Claire Callender: We don’t even have a hearse. We have a 20-year-old Volvo. We don’t have six creepy blokes carrying your mum to her grave. We get you and your friends and your brothers and sisters to carry her and lower her into her grave. That’s radical in this country—weirdly.

To the extent that such a thing applies, what would a “typical” service look like with you?
Claire: They are all kind of different, but they all have a similar framework. Basically, a good funeral for me is you’ve got the person who’s died in their coffin and then standing around them for one last time you’ve got people what that person meant something to. The family that loves them, their friends, whatever. And we are all standing, encircling their body for one last time on this earth, talking about them with honesty. So Rupert might open it and stand up and talk. If poetry means something to them, then somebody might say some poetry. We’ve done funerals near rivers, on beaches, in woods, in football clubs, in rugby clubs, in pubs, in village halls, in sitting rooms, in people’s gardens. We do them all over the place.

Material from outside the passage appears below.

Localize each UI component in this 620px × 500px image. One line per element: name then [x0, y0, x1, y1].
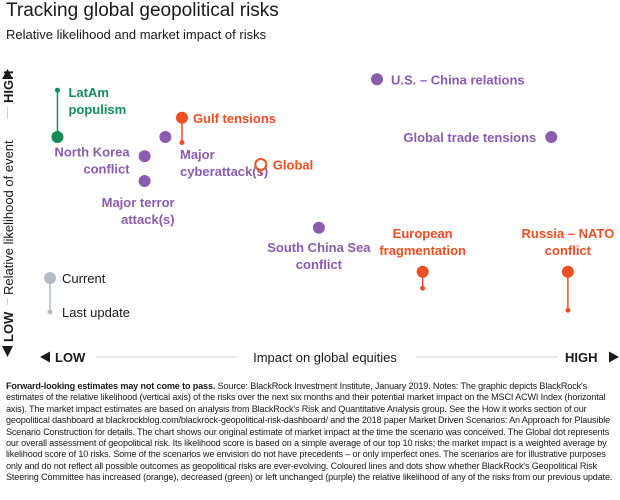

Rupert: We buried a homeless guy who died in our streets here in a very public funeral in the middle of town, carried him up the high street.

Claire: Where 100 people from the town turned up. He froze to death on the streets in our little town. We have a high street that goes up a hill, and the town carried him up with different people taking over at different times, and then we go and lower them into their grave.

“If you get it wrong at a funeral, the consequences are enormous. So we’re kind of treading a tightrope.”